To the re-education camps, comrade! But there is some light at the end of the tunnel:

Recognition was given to the challenge of enforcing a new campus wide policy. The majority of other universities and colleges we contacted have no consequential enforcement for smoking policies. We recommend a strategy of education, individual responsibility, and action as necessary for only the most egregious violations of a smoke free campus policy.

What that means in normal, not-stupid speak is the university isn’t really going to enforce the smoking ban. I’m glad to the task force put in all that work to recommend a policy it doesn’t even think is feasible to enforce. Hooray for bureaucracy.

Check the archives for more on the history of the smoking ban.

  1. nike urbanism duk says:

    Nike World outside Beaverton is a entirely smoke free campus. The overlord has spoken. We need a healthy, sporty branded space for all to enjoy. We must comply. Line up now for your RFID smart card too…..or get out.

  2. Scott says:

    That bacon thing is quite possibly the most amazing thing I have ever seen with bacon…

    And I’ve been to that Brazilian restaurant in portland that serves meat on swords.

  3. Olly says:

    “He made the comparison of secondhand smoke to someone who is HIV positive spiting [sic] on another individual…”

    This is my favorite part, both for hysteria and for making completely the opposite point to what was intended.

  4. Vincent says:

    Ross:

    Directly is the key word.

  5. Betz says:

    Go with BK’s quad stackers … if you’re man enough.

  6. Sakaki says:

    Everyone gets some form of cancer.
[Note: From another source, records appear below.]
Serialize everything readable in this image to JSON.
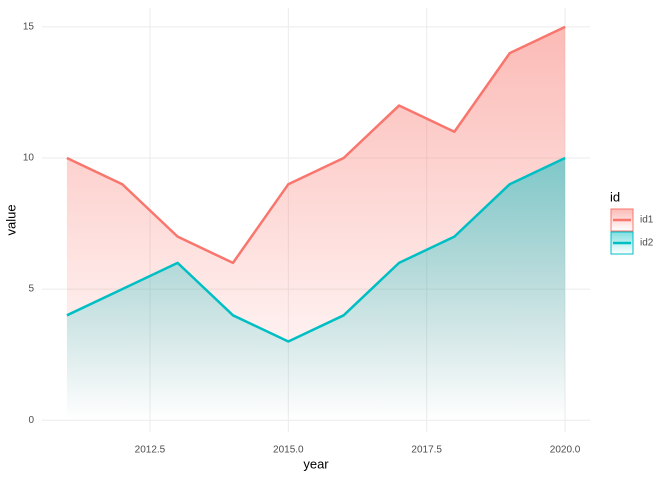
{
  "chart_data": {
    "type": "area",
    "x": [
      2011,
      2012,
      2013,
      2014,
      2015,
      2016,
      2017,
      2018,
      2019,
      2020
    ],
    "series": [
      {
        "name": "id1",
        "color": "#f8766d",
        "values": [
          10,
          9,
          7,
          6,
          9,
          10,
          12,
          11,
          14,
          15
        ]
      },
      {
        "name": "id2",
        "color": "#00bfc4",
        "values": [
          4,
          5,
          6,
          4,
          3,
          4,
          6,
          7,
          9,
          10
        ]
      }
    ],
    "xlabel": "year",
    "ylabel": "value",
    "legend_title": "id",
    "xlim": [
      2010.55,
      2020.45
    ],
    "xticks": [
      {
        "value": 2012.5,
        "label": "2012.5"
      },
      {
        "value": 2015,
        "label": "2015.0"
      },
      {
        "value": 2017.5,
        "label": "2017.5"
      },
      {
        "value": 2020,
        "label": "2020.0"
      }
    ],
    "ylim": [
      -0.45,
      15.72
    ],
    "yticks": [
      0,
      5,
      10,
      15
    ],
    "grid": true,
    "legend": "right"
  }
}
In my case, the cancer are these health nuts who think they know what’s better for me than I do.

    And just to prove my superiority over these assholes, I shall go to a heart surgeon’s office and eat 3 Baconators.

  7. Ross Coyle says:

    I might take you up on that bet, Vince.

  8. Vincent says:

    Ross:

    No, it’s really not about health. It’s about people using specious arguments about health (“NO amount of smoke is SAFE!!”) to ban a practice they find distasteful. That much was clear from attending the hearings on it last Spring.
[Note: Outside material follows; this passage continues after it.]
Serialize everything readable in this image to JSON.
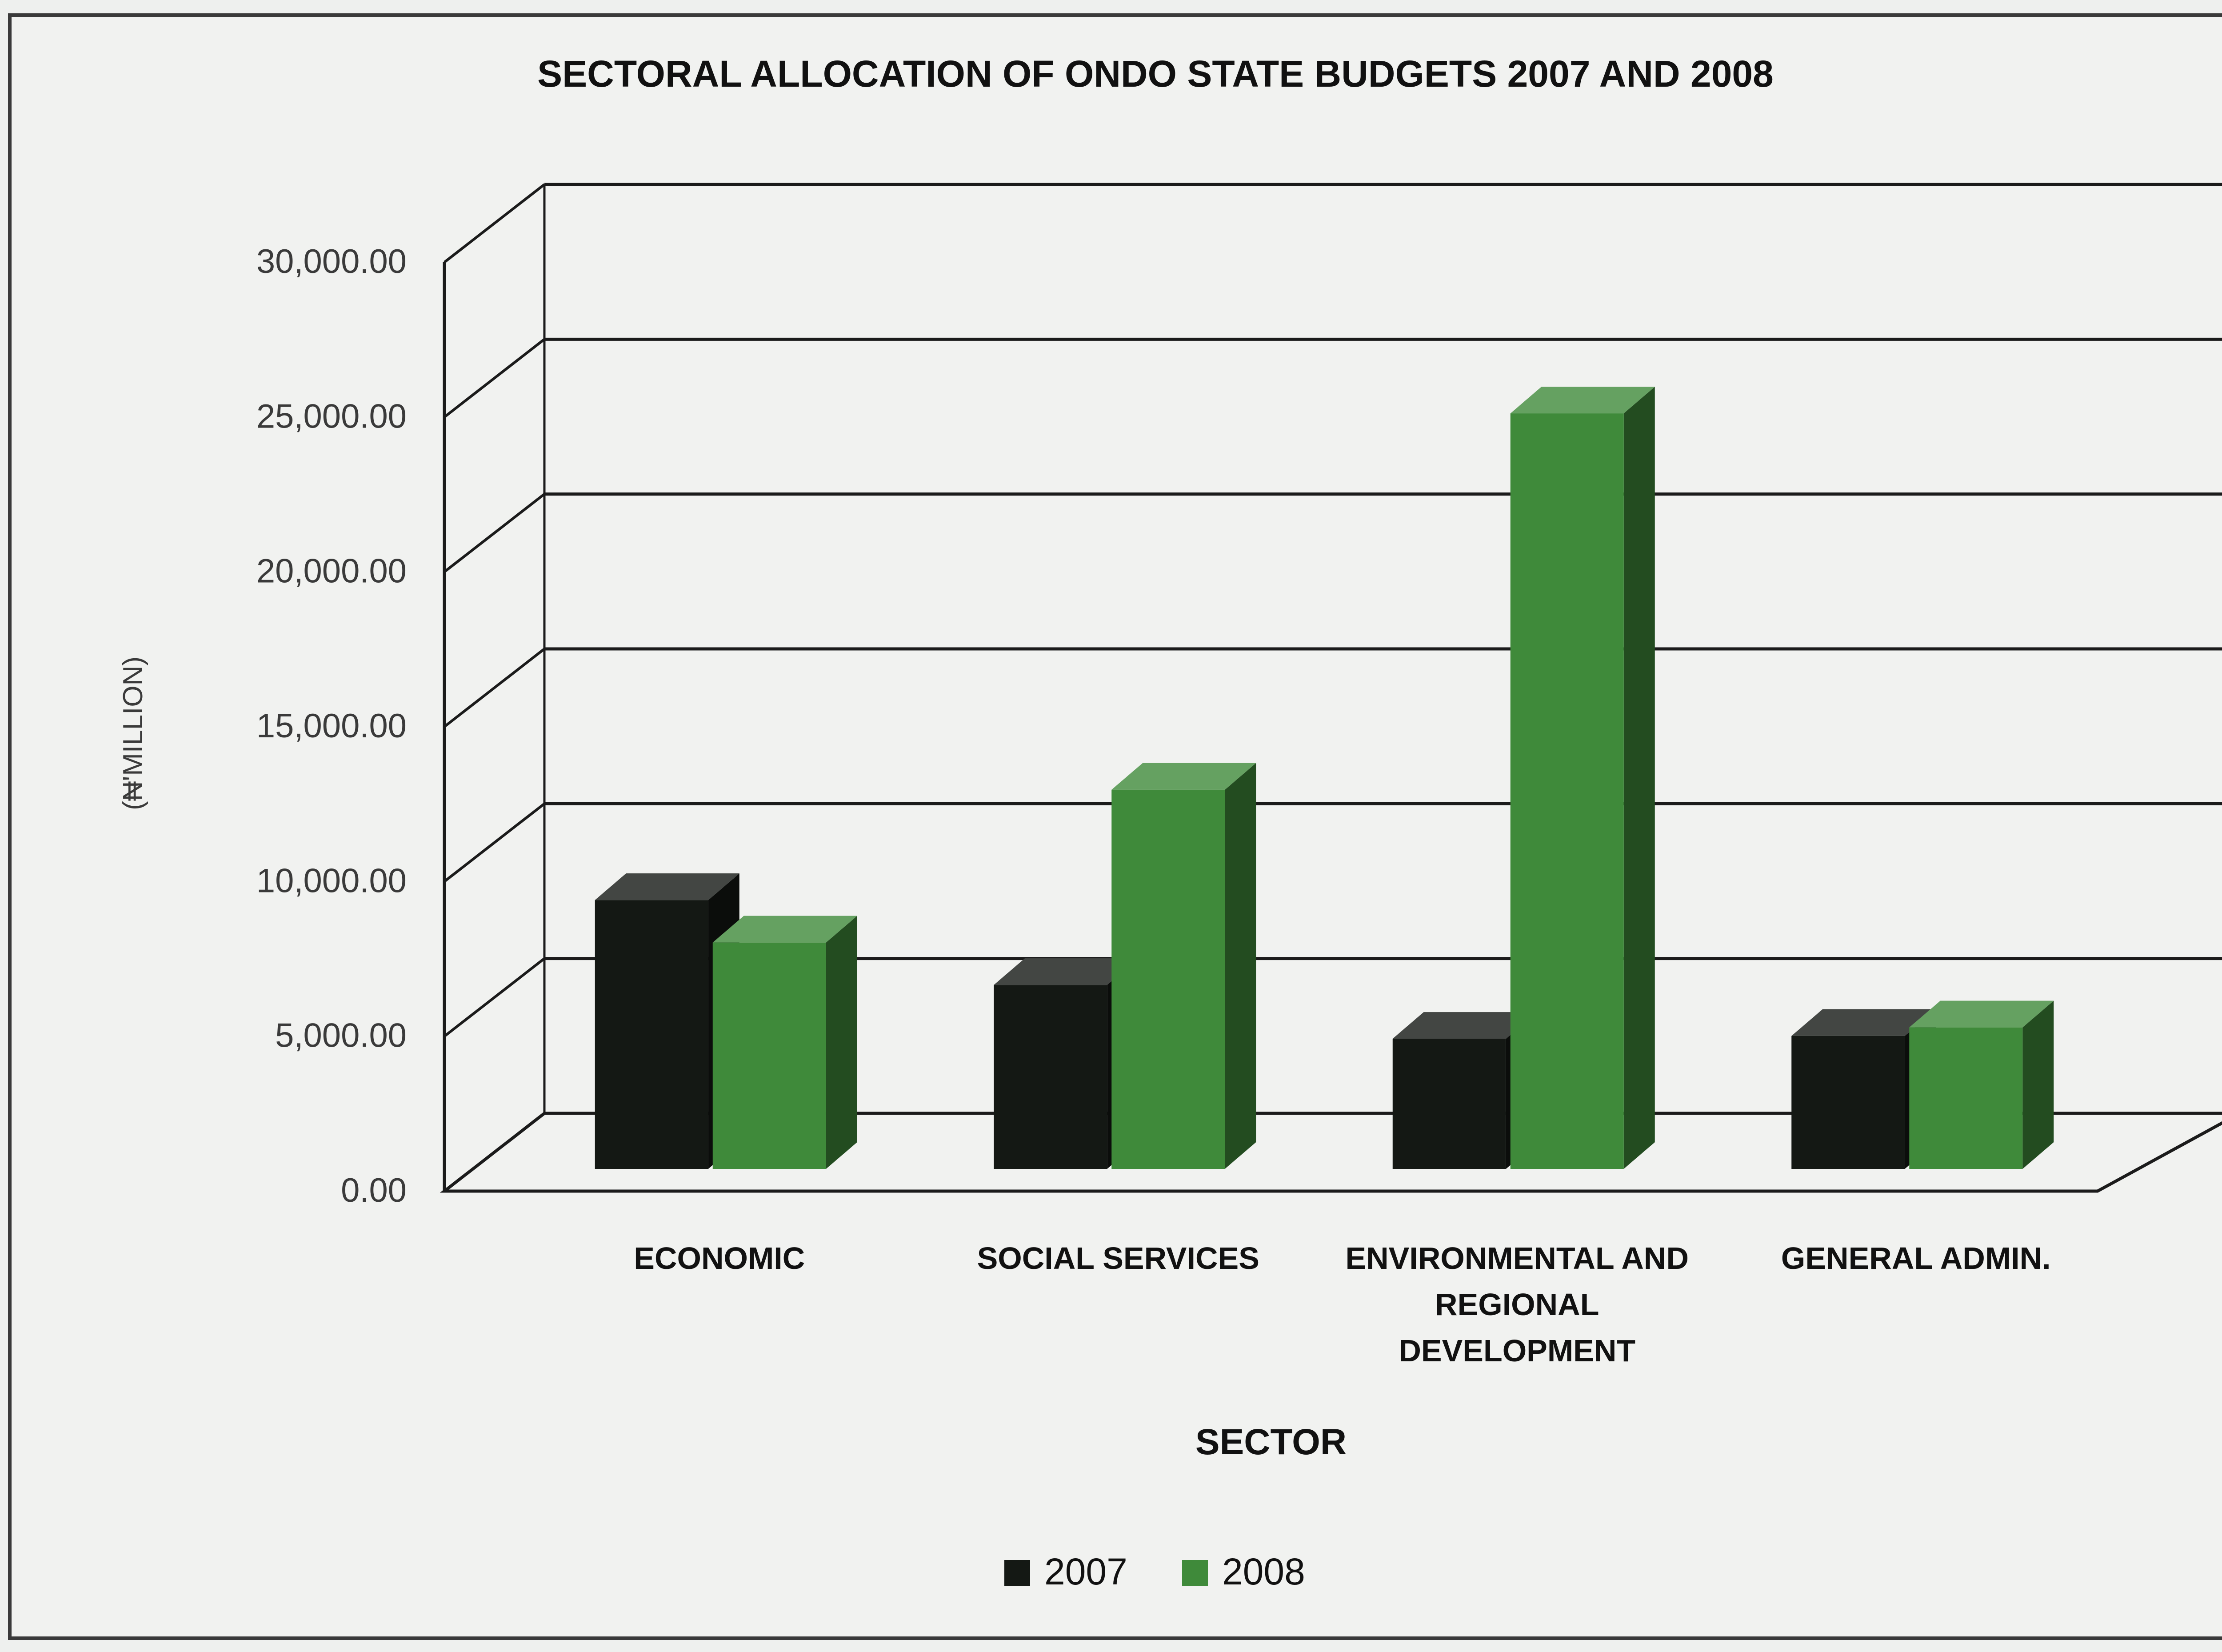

    Sure, smoking causes cancer. Alcohol causes cirrhosis. I’d be willing to bet that drunk drivers probably kill more people every year than the number who die from an illness that can be directly attributed to cigarettes.

  9. Ross Coyle says:

    I’m pretty sure that at the heart of this debate is more a health issue then any other. Speaking as a non smoker, I have having to follow my friends outside to continue a conversation with them while they kill themselves slowly. To make matters worse, I don’t like the idea of inhaling the fumes from a smoking deck (which are necessary to be sure). Simply perusing the National Library of Medicine or the CDC website will bring up numerous claims that second hand smoke causes cancer. This is also backed up by the American Cancer Society. When it comes to it, I’d rather keep people smoking in their houses or if you have to at bars, outside. While I agree that most vice regulation (booze, gambling, hos) is unnecessary, smoking is a vice that has an active effect on people passively engaging in it.

  10. Kai Davis says:

    Pipes, Betz. Those formally debonair men with their pipes must be stopped. At any cost.

  11. Betz says:

    What exactly counts as “egregious violations” of said smoking ban? I’m guessing they’re still working on that part. Would that be like smoking a stogie instead of a cigarette, or just chain-smoking an entire pack? Or worse yet, smoking cloves?
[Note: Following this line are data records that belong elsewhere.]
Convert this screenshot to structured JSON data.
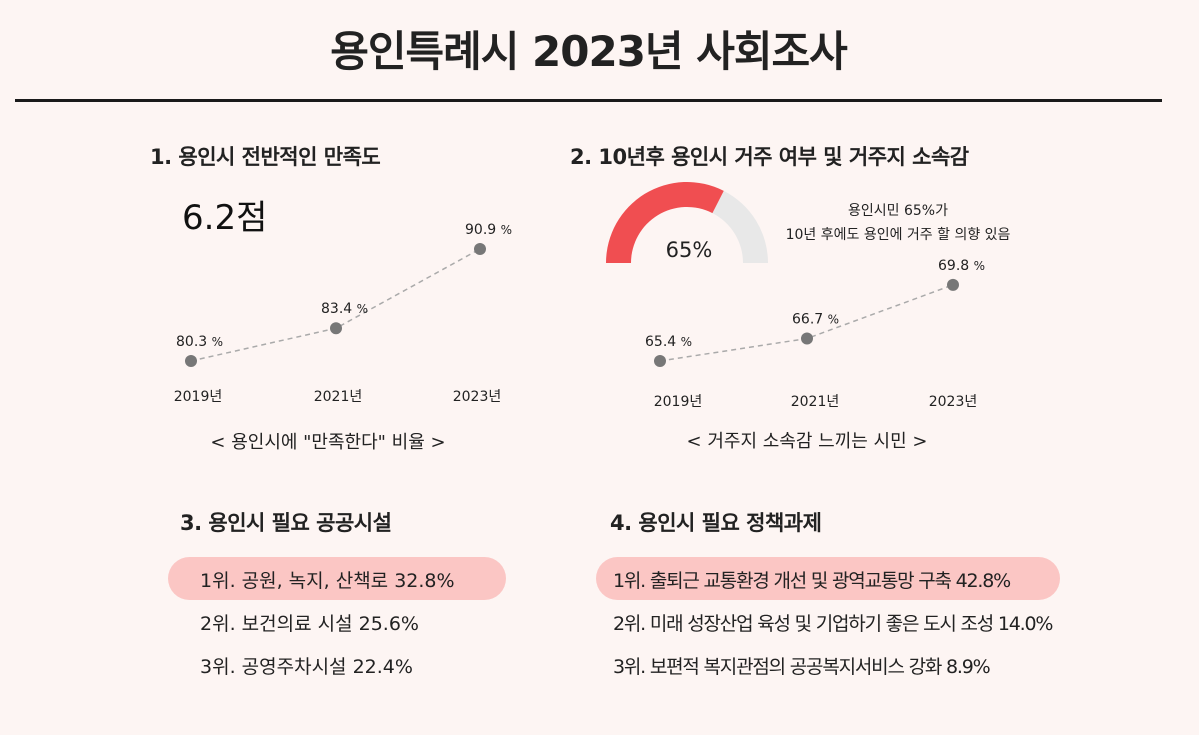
{
  "title": "용인특례시 2023년 사회조사",
  "colors": {
    "background": "#fdf5f3",
    "gauge_fill": "#f04e51",
    "gauge_track": "#e8e8e8",
    "highlight": "#fbc6c4",
    "point": "#777777",
    "line": "#aaaaaa"
  },
  "section1": {
    "heading": "1. 용인시 전반적인 만족도",
    "score": "6.2점",
    "caption": "< 용인시에 \"만족한다\" 비율 >"
  },
  "section2": {
    "heading": "2. 10년후 용인시 거주 여부 및 거주지 소속감",
    "gauge_label": "65%",
    "note_line1": "용인시민 65%가",
    "note_line2": "10년 후에도 용인에 거주 할 의향 있음",
    "caption": "< 거주지 소속감 느끼는 시민 >"
  },
  "section3": {
    "heading": "3. 용인시 필요 공공시설",
    "items": [
      {
        "label": "1위. 공원, 녹지, 산책로 32.8%"
      },
      {
        "label": "2위. 보건의료 시설 25.6%"
      },
      {
        "label": "3위. 공영주차시설 22.4%"
      }
    ]
  },
  "section4": {
    "heading": "4. 용인시 필요 정책과제",
    "items": [
      {
        "label": "1위. 출퇴근 교통환경 개선 및 광역교통망 구축 42.8%"
      },
      {
        "label": "2위. 미래 성장산업 육성 및 기업하기 좋은 도시 조성 14.0%"
      },
      {
        "label": "3위. 보편적 복지관점의 공공복지서비스 강화 8.9%"
      }
    ]
  },
  "chart_data": [
    {
      "type": "line",
      "categories": [
        "2019년",
        "2021년",
        "2023년"
      ],
      "values": [
        80.3,
        83.4,
        90.9
      ],
      "unit": "%",
      "title": "< 용인시에 \"만족한다\" 비율 >",
      "line_style": "dashed",
      "grid": false
    },
    {
      "type": "line",
      "categories": [
        "2019년",
        "2021년",
        "2023년"
      ],
      "values": [
        65.4,
        66.7,
        69.8
      ],
      "unit": "%",
      "title": "< 거주지 소속감 느끼는 시민 >",
      "line_style": "dashed",
      "grid": false
    },
    {
      "type": "gauge",
      "value": 65,
      "max": 100,
      "label": "65%"
    }
  ]
}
  12. Little Grasshopper says:

    What happened to smoker’s rights?

    It seems to me that the administration is trying to give equal rights to all who are on campus though this limits our freedom. What if I just didn’t care that I’m going to die earlier than most non-smokers?

    They say that each time people smoke they reduce their life expectancy by 7 seconds. But when I’m at the end of my life I’m not going to be having much to live for anyway. How long to people live?